On April 18, The Central Pollution Control Board (CPCB) released various guidelines on the treatment and disposal of waste generated by designated sites such as hospitals, laboratories, quarantine centers, containment zones, and isolation facilities.
Accordingly, used masks, tissues, head covers, shoe covers, disposable linen gowns, non-plastic, and semi-plastic coveralls were to dispose of in a yellow bag meant for incineration at CBWTF. So were leftover food, disposable plates, glasses, used masks, tissues, and toiletries of Covid-19 patients.
Those in home isolation, in containment zones, should deposit biomedical waste generated from suspected or recovered Covid-19 patients in yellow bags to authorized waste collectors.
Use of red bag waste for contaminated plastic such as goggles, splash-proof aprons, plastic coverall, hazmat suits, and nitrile gloves, which meant to sterilized, shredded, and sent for recycling.
What Must be Done?
According to Chitra Mukherjee, head of operations at Chintan Environmental Research and Action Group, “The solid waste management rules of 2016 have provisions of penalties for failure to segregate waste, yet nothing has been done.
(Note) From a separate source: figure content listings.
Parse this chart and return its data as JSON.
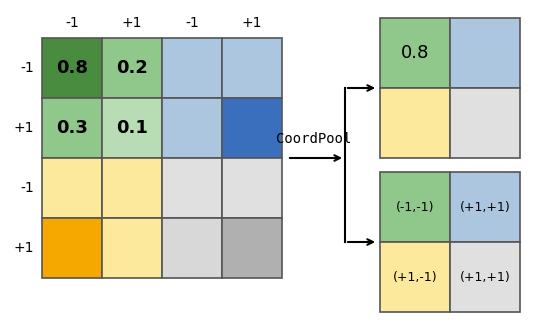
{
  "left_grid_colors": [
    [
      "#4a8c3f",
      "#90c78a",
      "#adc6e0",
      "#adc6e0"
    ],
    [
      "#90c78a",
      "#b8ddb5",
      "#adc6e0",
      "#3a6fbd"
    ],
    [
      "#fde99b",
      "#fde99b",
      "#e0e0e0",
      "#e0e0e0"
    ],
    [
      "#f5a800",
      "#fde99b",
      "#d8d8d8",
      "#b0b0b0"
    ]
  ],
  "left_grid_labels": [
    [
      "0.8",
      "0.2",
      "",
      ""
    ],
    [
      "0.3",
      "0.1",
      "",
      ""
    ],
    [
      "",
      "",
      "",
      ""
    ],
    [
      "",
      "",
      "",
      ""
    ]
  ],
  "left_col_headers": [
    "-1",
    "+1",
    "-1",
    "+1"
  ],
  "left_row_headers": [
    "-1",
    "+1",
    "-1",
    "+1"
  ],
  "right_top_colors": [
    [
      "#90c78a",
      "#adc6e0"
    ],
    [
      "#fde99b",
      "#e0e0e0"
    ]
  ],
  "right_top_labels": [
    [
      "0.8",
      ""
    ],
    [
      "",
      ""
    ]
  ],
  "right_bot_colors": [
    [
      "#90c78a",
      "#adc6e0"
    ],
    [
      "#fde99b",
      "#e0e0e0"
    ]
  ],
  "right_bot_labels": [
    [
      "(-1,-1)",
      "(+1,+1)"
    ],
    [
      "(+1,-1)",
      "(+1,+1)"
    ]
  ],
  "coordpool_label": "CoordPool",
  "bg_color": "#ffffff",
  "xlim": [
    0,
    558
  ],
  "ylim": [
    0,
    322
  ],
  "left_x0": 42,
  "left_y0": 38,
  "cell_size": 60,
  "right_x0": 380,
  "right_top_y0": 18,
  "right_bot_y0": 172,
  "cell_r": 70,
  "header_fontsize": 10,
  "label_fontsize": 13,
  "small_label_fontsize": 9,
  "coordpool_fontsize": 10
}
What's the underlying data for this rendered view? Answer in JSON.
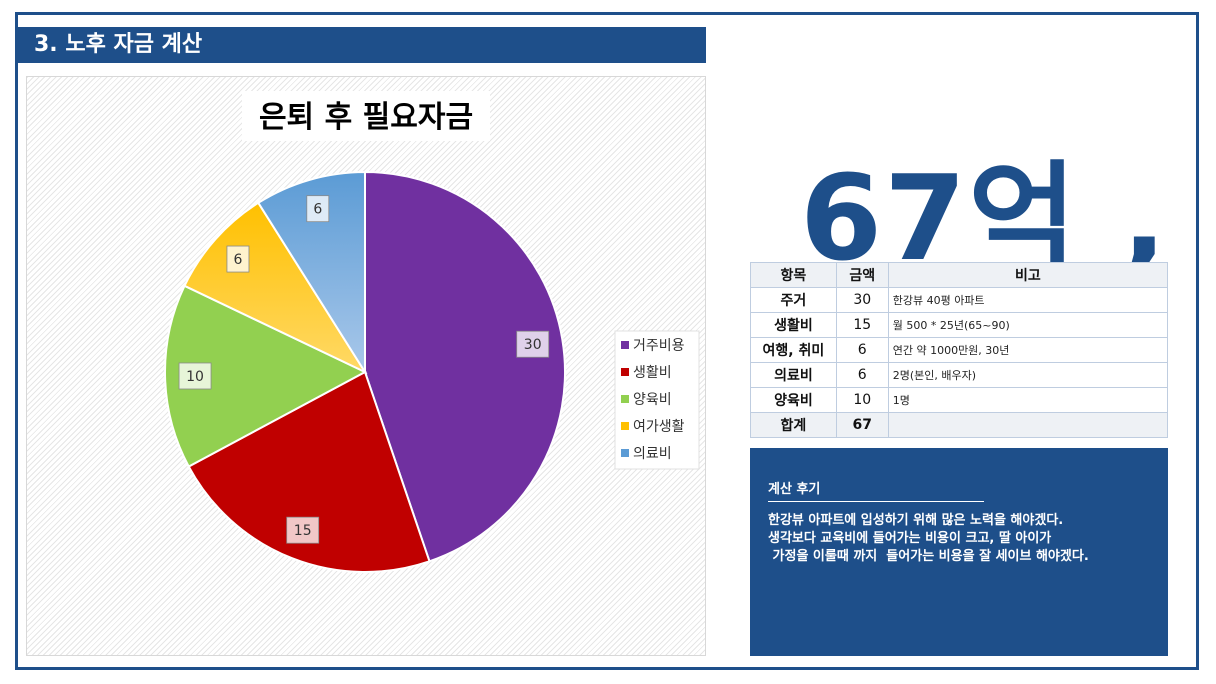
{
  "header": {
    "title": "3. 노후 자금 계산"
  },
  "summary": {
    "total_display": "67억 ,"
  },
  "chart_data": {
    "type": "pie",
    "title": "은퇴 후 필요자금",
    "categories": [
      "거주비용",
      "생활비",
      "양육비",
      "여가생활",
      "의료비"
    ],
    "values": [
      30,
      15,
      10,
      6,
      6
    ],
    "colors": [
      "#7030a0",
      "#c00000",
      "#92d050",
      "#ffc000",
      "#5b9bd5"
    ],
    "data_labels": [
      "30",
      "15",
      "10",
      "6",
      "6"
    ],
    "legend_position": "right",
    "start_angle_deg": 0,
    "direction": "clockwise"
  },
  "table": {
    "headers": [
      "항목",
      "금액",
      "비고"
    ],
    "rows": [
      {
        "item": "주거",
        "amount": "30",
        "note": "한강뷰 40평 아파트"
      },
      {
        "item": "생활비",
        "amount": "15",
        "note": "월 500 * 25년(65~90)"
      },
      {
        "item": "여행, 취미",
        "amount": "6",
        "note": "연간 약 1000만원, 30년"
      },
      {
        "item": "의료비",
        "amount": "6",
        "note": "2명(본인, 배우자)"
      },
      {
        "item": "양육비",
        "amount": "10",
        "note": "1명"
      }
    ],
    "total": {
      "item": "합계",
      "amount": "67",
      "note": ""
    }
  },
  "review": {
    "title": "계산 후기",
    "lines": [
      "한강뷰 아파트에 입성하기 위해 많은 노력을 해야겠다.",
      "생각보다 교육비에 들어가는 비용이 크고, 딸 아이가",
      " 가정을 이룰때 까지  들어가는 비용을 잘 세이브 해야겠다."
    ]
  }
}
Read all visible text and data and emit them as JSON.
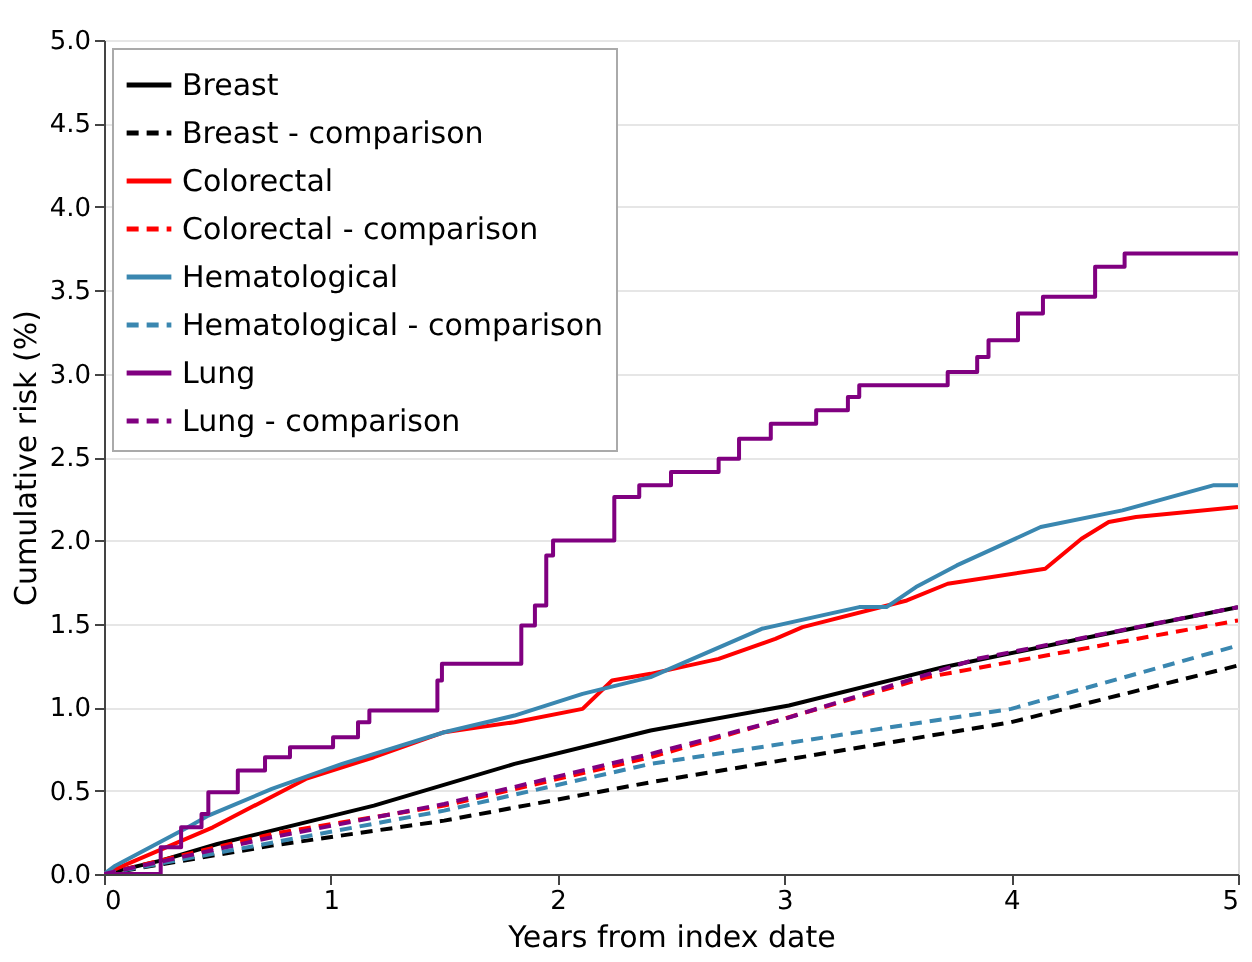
{
  "chart_data": {
    "type": "line",
    "xlabel": "Years from index date",
    "ylabel": "Cumulative risk (%)",
    "xlim": [
      0,
      5
    ],
    "xticks": [
      0,
      1,
      2,
      3,
      4,
      5
    ],
    "ylim": [
      0,
      5
    ],
    "yticks": [
      {
        "value": 0,
        "label": "0.0"
      },
      {
        "value": 0.5,
        "label": "0.5"
      },
      {
        "value": 1,
        "label": "1.0"
      },
      {
        "value": 1.5,
        "label": "1.5"
      },
      {
        "value": 2,
        "label": "2.0"
      },
      {
        "value": 2.5,
        "label": "2.5"
      },
      {
        "value": 3,
        "label": "3.0"
      },
      {
        "value": 3.5,
        "label": "3.5"
      },
      {
        "value": 4,
        "label": "4.0"
      },
      {
        "value": 4.5,
        "label": "4.5"
      },
      {
        "value": 5,
        "label": "5.0"
      }
    ],
    "grid": "y",
    "legend": "top left",
    "series": [
      {
        "name": "Breast",
        "color": "#000000",
        "line_style": "solid",
        "x": [
          0,
          0.25,
          0.5,
          1.19,
          1.81,
          2.41,
          3.02,
          3.7,
          4.31,
          5
        ],
        "values": [
          0,
          0.08,
          0.18,
          0.41,
          0.66,
          0.86,
          1.01,
          1.24,
          1.41,
          1.6
        ]
      },
      {
        "name": "Breast - comparison",
        "color": "#000000",
        "line_style": "dashed",
        "x": [
          0,
          0.74,
          1.5,
          2.41,
          4.0,
          5
        ],
        "values": [
          0,
          0.17,
          0.32,
          0.55,
          0.91,
          1.25
        ]
      },
      {
        "name": "Colorectal",
        "color": "#ff0000",
        "line_style": "solid",
        "x": [
          0,
          0.48,
          0.89,
          1.19,
          1.5,
          1.81,
          2.11,
          2.24,
          2.41,
          2.71,
          2.96,
          3.08,
          3.54,
          3.72,
          4.15,
          4.31,
          4.43,
          4.55,
          5
        ],
        "values": [
          0,
          0.28,
          0.57,
          0.7,
          0.85,
          0.91,
          0.99,
          1.16,
          1.2,
          1.29,
          1.41,
          1.48,
          1.64,
          1.74,
          1.83,
          2.01,
          2.11,
          2.14,
          2.2
        ]
      },
      {
        "name": "Colorectal - comparison",
        "color": "#ff0000",
        "line_style": "dashed",
        "x": [
          0,
          0.74,
          1.5,
          2.41,
          3.63,
          5
        ],
        "values": [
          0,
          0.24,
          0.41,
          0.7,
          1.18,
          1.52
        ]
      },
      {
        "name": "Hematological",
        "color": "#3a87b0",
        "line_style": "solid",
        "x": [
          0,
          0.05,
          0.37,
          0.46,
          0.74,
          1.05,
          1.5,
          1.81,
          2.11,
          2.41,
          2.9,
          3.33,
          3.45,
          3.58,
          3.76,
          4.13,
          4.49,
          4.89,
          5
        ],
        "values": [
          0,
          0.05,
          0.28,
          0.35,
          0.51,
          0.66,
          0.85,
          0.95,
          1.08,
          1.18,
          1.47,
          1.6,
          1.6,
          1.72,
          1.85,
          2.08,
          2.18,
          2.33,
          2.33
        ]
      },
      {
        "name": "Hematological - comparison",
        "color": "#3a87b0",
        "line_style": "dashed",
        "x": [
          0,
          1.5,
          2.41,
          4.0,
          5
        ],
        "values": [
          0,
          0.38,
          0.66,
          0.99,
          1.37
        ]
      },
      {
        "name": "Lung",
        "color": "#800080",
        "line_style": "solid",
        "type": "step",
        "x": [
          0,
          0.25,
          0.34,
          0.43,
          0.46,
          0.59,
          0.71,
          0.82,
          1.01,
          1.12,
          1.17,
          1.38,
          1.47,
          1.49,
          1.81,
          1.84,
          1.9,
          1.95,
          1.98,
          2.22,
          2.25,
          2.36,
          2.5,
          2.71,
          2.8,
          2.94,
          3.14,
          3.28,
          3.33,
          3.72,
          3.85,
          3.9,
          4.03,
          4.14,
          4.37,
          4.5,
          5
        ],
        "values": [
          0,
          0.16,
          0.28,
          0.36,
          0.49,
          0.62,
          0.7,
          0.76,
          0.82,
          0.91,
          0.98,
          0.98,
          1.16,
          1.26,
          1.26,
          1.49,
          1.61,
          1.91,
          2.0,
          2.0,
          2.26,
          2.33,
          2.41,
          2.49,
          2.61,
          2.7,
          2.78,
          2.86,
          2.93,
          3.01,
          3.1,
          3.2,
          3.36,
          3.46,
          3.64,
          3.72,
          3.72
        ]
      },
      {
        "name": "Lung - comparison",
        "color": "#800080",
        "line_style": "dashed",
        "x": [
          0,
          0.74,
          1.5,
          2.41,
          3.0,
          3.85,
          5
        ],
        "values": [
          0,
          0.22,
          0.42,
          0.72,
          0.93,
          1.29,
          1.6
        ]
      }
    ]
  }
}
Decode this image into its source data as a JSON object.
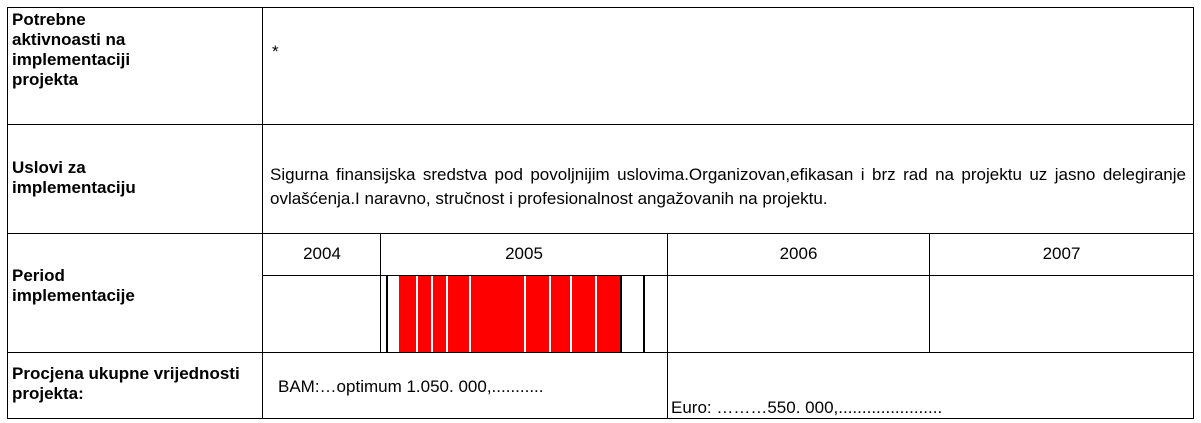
{
  "rows": [
    {
      "label": "Potrebne aktivnoasti na implementaciji projekta",
      "content": "*"
    },
    {
      "label": "Uslovi za implementaciju",
      "content": "Sigurna finansijska sredstva pod povoljnijim uslovima.Organizovan,efikasan i brz rad na projektu uz jasno delegiranje ovlašćenja.I naravno, stručnost i profesionalnost angažovanih na projektu."
    },
    {
      "label": "Period implementacije",
      "years": [
        "2004",
        "2005",
        "2006",
        "2007"
      ]
    },
    {
      "label": "Procjena ukupne vrijednosti projekta:",
      "bam": "BAM:…optimum 1.050. 000,...........",
      "euro": "Euro: ………550. 000,......................"
    }
  ]
}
Can the municipal corporations tell us the name of one person they have fined? Covid has exposed this failure.”
Mukherjee mentioned that the aim must be to reduce waste generation. She further said, “How many more incinerators can we install? It is the time to return to the basics of waste management by reducing garbage generation. Medical professionals should use masks and PPE kits made of plastic components, but citizens must be encouraged to use washable cloth masks.”